Pero nunca, nunca descuidemos que detrás de esa niña, de esa voz, hay una continuidad que la sostiene y la apoya: los abuelos. Que cocinan y llevan a las niñas a los cumpleaños, a catecismo, a la psicóloga, a la profesora de piano; que las visten y una vez al año se visten de Papá Noel; que estimulan los rasgos artísticos. Que abrazan. Y que a pesar de la incertidumbre y del dolor tan personal como silencioso que el texto o el fantasma de la historia calladamente evocan, se visten de magdalufis, pintan con corcho sus rostros y juegan a los indios con sus nietas, en una escena llena de afecto y de vida en medio del dolor callado. Eso: el juego da vida. La calidez excede incluso la dedicatoria y el título del libro, y estas páginas animadas por su amor filial se encargarán de involucrar (y corresponder) a los cuatro abuelos. Se lo merecen.

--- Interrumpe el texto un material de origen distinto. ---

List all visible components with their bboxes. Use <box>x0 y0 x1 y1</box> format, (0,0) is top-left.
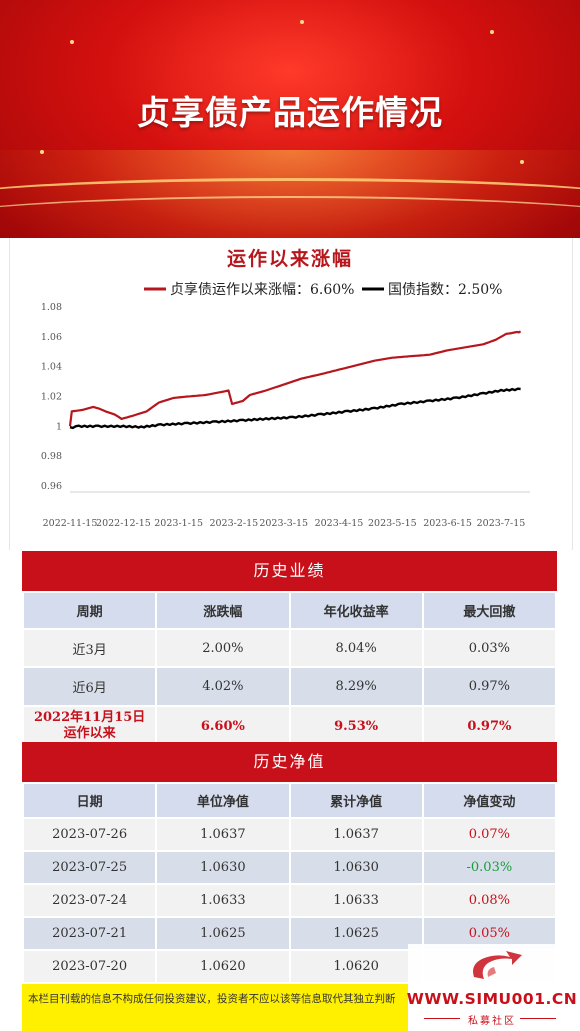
y-tick-label: 0.98 <box>41 451 62 462</box>
cell-drawdown: 0.97% <box>423 668 555 705</box>
column-header: 最大回撤 <box>423 593 555 628</box>
cell-cum-nav: 1.0620 <box>290 951 422 982</box>
disclaimer: 本栏目刊载的信息不构成任何投资建议，投资者不应以该等信息取代其独立判断 <box>22 984 408 1031</box>
cell-nav-change: 0.08% <box>423 885 555 916</box>
cell-cum-nav: 1.0637 <box>290 819 422 850</box>
x-tick-label: 2023-2-15 <box>209 518 258 529</box>
cell-change: 4.02% <box>157 668 289 705</box>
cell-cum-nav: 1.0625 <box>290 918 422 949</box>
watermark-divider <box>424 1018 460 1019</box>
column-header: 涨跌幅 <box>157 593 289 628</box>
cell-nav-change: 0.05% <box>423 918 555 949</box>
cell-change: 6.60% <box>157 707 289 745</box>
cell-drawdown: 0.97% <box>423 707 555 745</box>
table-row: 2023-07-21 1.0625 1.0625 0.05% <box>24 918 555 949</box>
column-header: 累计净值 <box>290 784 422 817</box>
cell-date: 2023-07-21 <box>24 918 156 949</box>
y-tick-label: 1.02 <box>41 392 62 403</box>
cell-nav-change: -0.03% <box>423 852 555 883</box>
nav-header-row: 日期 单位净值 累计净值 净值变动 <box>24 784 555 817</box>
column-header: 周期 <box>24 593 156 628</box>
series-line <box>68 330 522 427</box>
column-header: 年化收益率 <box>290 593 422 628</box>
cell-date: 2023-07-20 <box>24 951 156 982</box>
column-header: 净值变动 <box>423 784 555 817</box>
x-tick-label: 2023-7-15 <box>477 518 526 529</box>
x-tick-label: 2023-6-15 <box>423 518 472 529</box>
cell-unit-nav: 1.0625 <box>157 918 289 949</box>
cell-period: 近3月 <box>24 630 156 666</box>
table-row: 近6月 4.02% 8.29% 0.97% <box>24 668 555 705</box>
x-tick-label: 2023-3-15 <box>259 518 308 529</box>
y-tick-label: 1.08 <box>41 302 62 313</box>
y-tick-label: 1 <box>56 421 62 432</box>
cell-period: 近6月 <box>24 668 156 705</box>
x-tick-label: 2023-1-15 <box>154 518 203 529</box>
cell-change: 2.00% <box>157 630 289 666</box>
column-header: 单位净值 <box>157 784 289 817</box>
x-tick-label: 2022-12-15 <box>96 518 151 529</box>
y-tick-label: 1.06 <box>41 332 62 343</box>
cell-unit-nav: 1.0637 <box>157 819 289 850</box>
x-tick-label: 2023-4-15 <box>315 518 364 529</box>
table-row: 2023-07-25 1.0630 1.0630 -0.03% <box>24 852 555 883</box>
cell-unit-nav: 1.0630 <box>157 852 289 883</box>
legend-label: 国债指数：2.50% <box>388 282 502 298</box>
x-tick-label: 2023-5-15 <box>368 518 417 529</box>
table-row-since-inception: 2022年11月15日 运作以来 6.60% 9.53% 0.97% <box>24 707 555 745</box>
chart-title: 运作以来涨幅 <box>226 248 353 270</box>
series-line <box>69 387 521 430</box>
line-chart: 贞享债运作以来涨幅：6.60% 国债指数：2.50% 0.96 0.98 1 1.02 1.… <box>41 281 530 529</box>
performance-table: 周期 涨跌幅 年化收益率 最大回撤 近3月 2.00% 8.04% 0.03% … <box>22 591 557 747</box>
cell-cum-nav: 1.0633 <box>290 885 422 916</box>
cell-annual: 8.04% <box>290 630 422 666</box>
header-banner <box>0 0 580 238</box>
table-row: 2023-07-24 1.0633 1.0633 0.08% <box>24 885 555 916</box>
legend-label: 贞享债运作以来涨幅：6.60% <box>170 281 354 298</box>
cell-annual: 9.53% <box>290 707 422 745</box>
y-tick-label: 0.96 <box>41 481 62 492</box>
page-title: 贞享债产品运作情况 <box>137 93 443 132</box>
cell-unit-nav: 1.0633 <box>157 885 289 916</box>
watermark-sub: 私募社区 <box>468 1016 516 1027</box>
watermark-logo-icon <box>473 951 522 979</box>
watermark-url: WWW.SIMU001.CN <box>406 990 578 1008</box>
cell-date: 2023-07-24 <box>24 885 156 916</box>
nav-header: 历史净值 <box>22 742 557 782</box>
x-tick-label: 2022-11-15 <box>43 518 98 529</box>
cell-date: 2023-07-25 <box>24 852 156 883</box>
cell-drawdown: 0.03% <box>423 630 555 666</box>
table-row: 2023-07-26 1.0637 1.0637 0.07% <box>24 819 555 850</box>
column-header: 日期 <box>24 784 156 817</box>
cell-cum-nav: 1.0630 <box>290 852 422 883</box>
performance-header-row: 周期 涨跌幅 年化收益率 最大回撤 <box>24 593 555 628</box>
watermark-divider <box>520 1018 556 1019</box>
cell-date: 2023-07-26 <box>24 819 156 850</box>
cell-period: 2022年11月15日 运作以来 <box>24 707 156 745</box>
performance-header: 历史业绩 <box>22 551 557 591</box>
cell-unit-nav: 1.0620 <box>157 951 289 982</box>
y-tick-label: 1.04 <box>41 362 62 373</box>
since-label: 运作以来 <box>63 726 116 741</box>
cell-nav-change: 0.07% <box>423 819 555 850</box>
table-row: 近3月 2.00% 8.04% 0.03% <box>24 630 555 666</box>
cell-annual: 8.29% <box>290 668 422 705</box>
since-date: 2022年11月15日 <box>33 710 146 725</box>
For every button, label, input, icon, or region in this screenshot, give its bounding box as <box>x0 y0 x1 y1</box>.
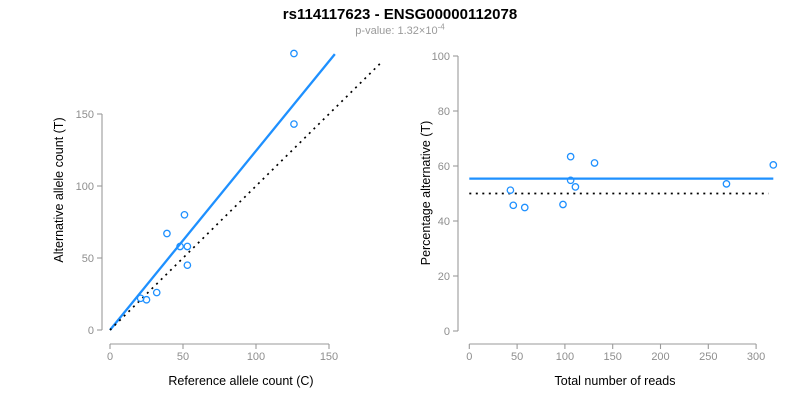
data-point <box>566 152 575 161</box>
y-tick-label: 100 <box>432 51 450 63</box>
x-tick-label: 100 <box>247 351 265 363</box>
data-point <box>180 210 189 219</box>
x-axis: 0 50 100 150 200 250 300 Total number of reads <box>466 343 765 388</box>
data-point <box>290 49 298 58</box>
x-axis-title: Total number of reads <box>555 374 676 388</box>
pvalue-exponent: -4 <box>437 22 445 32</box>
data-point <box>176 242 184 251</box>
x-tick-label: 150 <box>604 351 622 363</box>
data-point <box>142 295 151 304</box>
x-axis-title: Reference allele count (C) <box>168 374 313 388</box>
y-tick-label: 20 <box>438 271 450 283</box>
x-tick-label: 0 <box>107 351 113 363</box>
y-tick-label: 150 <box>76 109 94 121</box>
y-axis: 0 50 100 150 Alternative allele count (T) <box>52 109 103 337</box>
x-tick-label: 0 <box>466 351 472 363</box>
x-tick-label: 250 <box>699 351 717 363</box>
data-point <box>509 201 518 210</box>
x-tick-label: 200 <box>651 351 669 363</box>
identity-line <box>109 62 381 331</box>
data-point <box>520 203 529 212</box>
data-point <box>769 161 778 169</box>
data-point <box>290 120 298 128</box>
pvalue-subtitle: p-value: 1.32×10-4 <box>0 22 800 37</box>
data-point <box>722 180 731 188</box>
data-point <box>590 159 599 167</box>
x-axis: 0 50 100 150 Reference allele count (C) <box>107 343 338 388</box>
y-axis-title: Percentage alternative (T) <box>419 121 433 266</box>
pvalue-text: p-value: 1.32×10 <box>355 25 438 37</box>
data-point <box>571 183 580 191</box>
y-tick-label: 50 <box>82 253 94 265</box>
fit-line <box>109 53 336 331</box>
data-point <box>152 288 161 297</box>
figure-title: rs114117623 - ENSG00000112078 <box>282 6 518 23</box>
y-axis-title: Alternative allele count (T) <box>52 117 66 262</box>
x-tick-label: 100 <box>556 351 574 363</box>
y-tick-label: 100 <box>76 181 94 193</box>
x-tick-label: 50 <box>177 351 189 363</box>
x-tick-label: 50 <box>511 351 523 363</box>
y-axis: 0 20 40 60 80 100 Percentage alternative (T) <box>419 51 459 338</box>
y-tick-label: 0 <box>444 326 450 338</box>
x-tick-label: 150 <box>320 351 338 363</box>
x-tick-label: 300 <box>747 351 765 363</box>
y-tick-label: 80 <box>438 106 450 118</box>
y-tick-label: 60 <box>438 161 450 173</box>
data-point <box>506 186 515 195</box>
data-point <box>566 176 575 185</box>
data-point <box>183 242 192 251</box>
data-point <box>183 261 192 270</box>
y-tick-label: 0 <box>88 325 94 337</box>
data-point <box>163 229 171 238</box>
data-point <box>559 200 567 209</box>
allele-counts-scatter: 0 50 100 150 Reference allele count (C) 0 50 10… <box>52 49 381 388</box>
y-tick-label: 40 <box>438 216 450 228</box>
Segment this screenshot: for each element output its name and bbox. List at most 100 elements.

Este libro atraviesa la membrana transparente pero maciza y a menudo blindada de la literatura. ¿Por qué? El lector leerá realidad y ficción sin necesidad de distinguirlas, como esas tonalidades singulares que se forman a partir de la mezcla de plastilinas de distintos colores en manos de una niña; y tendrá frente a sí menos la incertidumbre de saber cómo se ha hecho el texto que el peso poroso y entrañable de una experiencia personal e histórica. Estará allí metido hasta el tuétano con su cuerpo y su carga sensible. La intensidad de Magdalufi nos envuelve en su onda expansiva, y habla adentro de nosotros. Entonces quizás podamos pensar que esa niña es muchos niños; por el poder de irradiación de la historia es cada hijo –con la hache en minúscula y en mayúscula–, y también cada padre: de una forma u otra todos estamos allí viéndonos. Y nos preguntaremos lo que esa niña se preguntaba, y sentiremos turbación y perplejidad y temores y dolor y cariño. Y con esa niña vamos a llorar, claro, cuando las palabras vengan a decirnos lo que dicen. Presenciaremos lo que la invención y el amor son capaces de conseguir. Magdalufi está hecho de eso, de invención y de amor. Van a ver.